L'originalité de la philosophie de Schopenhauer c'est
d'être capable d'associer une vision matérialiste de la nature et
de l'homme avec une métaphysique qui a pour moteur la Volonté,le
vouloir vivre,dont l'origine est intemporelle et insondable. Pourtant,rien
n'est plus aisé de constater son omniprésence,en nous ,dans tous
les règnes de la nature et au delà,dans les forces les plus
élémentaires .Cette constatation,aussi simple qu'elle paraisse
à première vue,requiert cependant un éveil
préalable à la philosophie et dans l'idéal bien sûr
,l'assimilation de la « juridiction » kantienne de façon
à ne pas verser dans une métaphysique impossible. Mais c'est
avant tout le destin tragique qui lui est imparti qui pousse l'homme à
philosopher; « sommet » de l'objectivation de la Volonté,il
est celui qui est le plus conscient,la vie qui se retourne sur elle -même
;celui aussi qui sait qu'il va mourir, se confrontant ainsi à l'instant
décisif du choix entre perpétuer le vouloir ou en finir pour
être libre. Le Monde comme volonté et comme représentation
est l'expression d'une double polarité omniprésente dans la
nature,fondant justement la métaphysique de l'amour sexuel,mais aussi
d'un paradoxe:Si la Volonté avait l'intention de se connaître
alors elle ne serait plus insensée et le monde ne serait pas un champ de
bataille . La Volonté parvient à se connaître sans l'avoir
voulu,c'est une finalité sans fin. La métaphysique de
Schopenhauer ne parle pas d'une force omnisciente ce qui reviendrait à
Dieu. C'est bien en l'homme que tout se joue,l'affirmation la plus
éclatante de la Volonté,la possibilité de dire un oui
éternel comme le surhomme nietzschéen,ou la négation du
saint et la libération à l'égard de l'exigence vitale. La
philosophie de la Volonté est la révélation de tout un
arrière plan qui conditionne la pensée humaine:les vues de
Schopenhauer sur la sexualité font de lui un penseur toujours
actuel,à la fois proche de la psychologie
évolutionniste et des conceptions freudiennes. Le sujet
fait véritablement problème dans ce système,et par
là sa contre partie,autrui. L'ego est à la fois noyé dans
le déterminisme naturel,fabriqué en série,ou alors ,il
touche au sublime dans le génie et tente d'échapper à la
tyrannie de la nécéssité. Le traité sur la
destinée ,laisse à penser que tout un chacun a malgré tout
droit à sa bonne étoile,laquelle cependant,nous guide vers la
libération et non pas vers la prospérité terrestre.

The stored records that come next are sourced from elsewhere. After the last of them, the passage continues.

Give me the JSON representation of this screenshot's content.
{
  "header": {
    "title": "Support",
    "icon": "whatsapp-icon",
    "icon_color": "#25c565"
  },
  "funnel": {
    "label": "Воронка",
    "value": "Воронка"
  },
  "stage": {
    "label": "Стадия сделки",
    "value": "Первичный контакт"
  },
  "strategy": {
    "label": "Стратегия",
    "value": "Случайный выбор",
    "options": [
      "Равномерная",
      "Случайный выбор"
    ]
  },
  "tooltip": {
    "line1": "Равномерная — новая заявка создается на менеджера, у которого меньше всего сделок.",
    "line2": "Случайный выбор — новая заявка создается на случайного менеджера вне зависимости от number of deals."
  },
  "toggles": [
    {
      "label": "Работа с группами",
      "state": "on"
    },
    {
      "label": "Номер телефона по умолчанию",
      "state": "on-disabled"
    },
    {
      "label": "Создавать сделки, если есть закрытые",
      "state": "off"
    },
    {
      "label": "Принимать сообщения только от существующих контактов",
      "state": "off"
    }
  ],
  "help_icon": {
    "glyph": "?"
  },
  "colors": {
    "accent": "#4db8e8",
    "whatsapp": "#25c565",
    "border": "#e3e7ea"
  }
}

Les
complexités de l'existence et la marche vers leur issue, font l'objet
d'une représentation archétypale dans le tragédie
;laquelle constitue vraiment la mise en scène de la philosophie de
Schopenhauer,l'allegorie sublime des démêlées de la
Volonté avec elle-même. Cette philosophie se rapproche sur le fond
du gnosticisme des premiers siècles du christianisme;cette vie n'a pas
été crée dans une intention bénéfique et
l'ascèse doit consister à échapper aux pièges
innombrables tendus par le mauvais démiurge. Faux semblant de la morale
également qui fait le jeu de cette existence incarnée .Sur ce
point,Schopenhauer restera dans une morale de la pitié et n'aura pas
l'audace d'un renversement de toutes les valeurs prônée par
certains adeptes de la gnose et par celui qui fût son plus illustre
lecteur ,Friedrich Nietzsche.
Mais avant cela,Nietzsche qui n'est pas en phase avec la
civilisation bourgeoise et positiviste de son temps,voit en Schopenhauer le
libérateur ,le prophète d'une religion de l'art et du
génie et partage cette passion avec le musicien Richard Wagner. En quel
sens peut-on parler d'une postérité de Schopenhauer? Les
disciples directs tels Frauenstadt et Lindner n'auront pas une très
grande influence sur la vie philosophique et culturelle et restent dans l'ombre
du maître. Pierre Crépon,dans son article du Cahier de l'Herne
consacré au philosophe,insiste sur le fait que Nietzsche emploie le
« nous »dans les considérations inactuelles,pour
désigner une communauté de pessimistes. Dans cette «
confrérie »plus virtuelle que réelle ,Nietzsche puise la
force d'une inspiration pour faire face à ses contemporains mais La
naissance de la tragédie révèle déjà qu'il
ne partage pas vraiment le nihilisme de Schopenhauer,sa conception de
l'esthétique et de la tragédie. Plus tard ,il commettra
ouvertement le « parricide » et fera de son ex mentor une figure de
l'homme du ressentiment, « contre la vie et son ce fût » ;le
vouloir vivre devenant volonté de puissance .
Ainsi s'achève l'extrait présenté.